根付は当然ながら過去のものと現在のものがあります。
過去のものは江戸時代から明治大正まで長年愛用されてきた根付がありますが、現代の根付は、存命の作家が創作をしたものです。時代で言えば戦後からの作品が多く、狭義で現代根付といえば1970年ごろからの作品を指します。

根付を実用として使わなくなった現代において、なぜ根付を創作しているのかと聞かれる向きもあるでしょう。

現代根付は、「今」を彫ることができるということ。現在の一瞬の移ろいを形に残し、時代の空気を写しとることができます。今の根付は大量に作る分業制がないので、個人の作家の思想や志向で創作するので個性が活かされます。

私が考える現代根付の大きな特徴は、発注者がいることです。全ての作品が発注を受けて作るわけではありませんが、発注者と創作者の二人三脚の関係は現代ならではです。お互いの思いが織り込まれ、新しい世界が形作られていく。そこに現代根付の面白さがあると思います。それは「あつらえの美学」とも言えるでしょう。実用されていた江戸時代はまさにそうでしたが、新しく生み出される作品と骨董的な作品には違いがあります。

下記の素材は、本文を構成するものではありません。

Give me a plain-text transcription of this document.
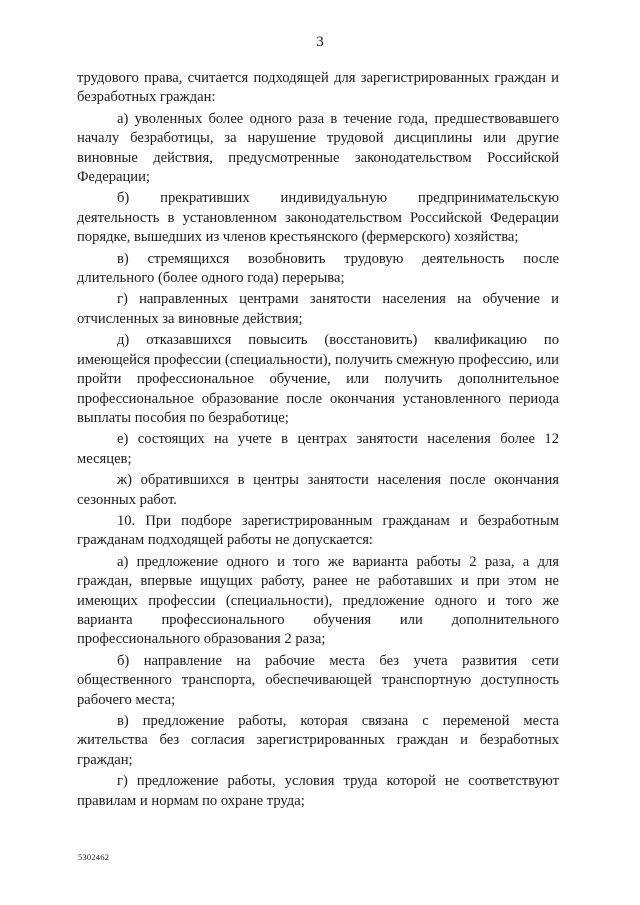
3

трудового права, считается подходящей для зарегистрированных граждан и безработных граждан:

а) уволенных более одного раза в течение года, предшествовавшего началу безработицы, за нарушение трудовой дисциплины или другие виновные действия, предусмотренные законодательством Российской Федерации;

б) прекративших индивидуальную предпринимательскую деятельность в установленном законодательством Российской Федерации порядке, вышедших из членов крестьянского (фермерского) хозяйства;

в) стремящихся возобновить трудовую деятельность после длительного (более одного года) перерыва;

г) направленных центрами занятости населения на обучение и отчисленных за виновные действия;

д) отказавшихся повысить (восстановить) квалификацию по имеющейся профессии (специальности), получить смежную профессию, или пройти профессиональное обучение, или получить дополнительное профессиональное образование после окончания установленного периода выплаты пособия по безработице;

е) состоящих на учете в центрах занятости населения более 12 месяцев;

ж) обратившихся в центры занятости населения после окончания сезонных работ.

10. При подборе зарегистрированным гражданам и безработным гражданам подходящей работы не допускается:

а) предложение одного и того же варианта работы 2 раза, а для граждан, впервые ищущих работу, ранее не работавших и при этом не имеющих профессии (специальности), предложение одного и того же варианта профессионального обучения или дополнительного профессионального образования 2 раза;

б) направление на рабочие места без учета развития сети общественного транспорта, обеспечивающей транспортную доступность рабочего места;

в) предложение работы, которая связана с переменой места жительства без согласия зарегистрированных граждан и безработных граждан;

г) предложение работы, условия труда которой не соответствуют правилам и нормам по охране труда;

5302462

芸術とは本来、発注者や個人的趣味の影響を受けないで自立した純粋な価値あるものだと思いますが、それを踏まえた上で、あえて楽しみながら個人的なわがままを込めてあつらえるのは、考えてみれば贅沢なことです。今のデフレ時代、大量生産された既成品は価格競争が激しく、お金で買える満足感は薄らいでしまっているなか、「あつらえ」によって心の豊かさに満足を得る人は多いはずです。

現代根付とは単なる時代の区分ではなく、そのような側面があることが、根付を創作する目的の一つとなります。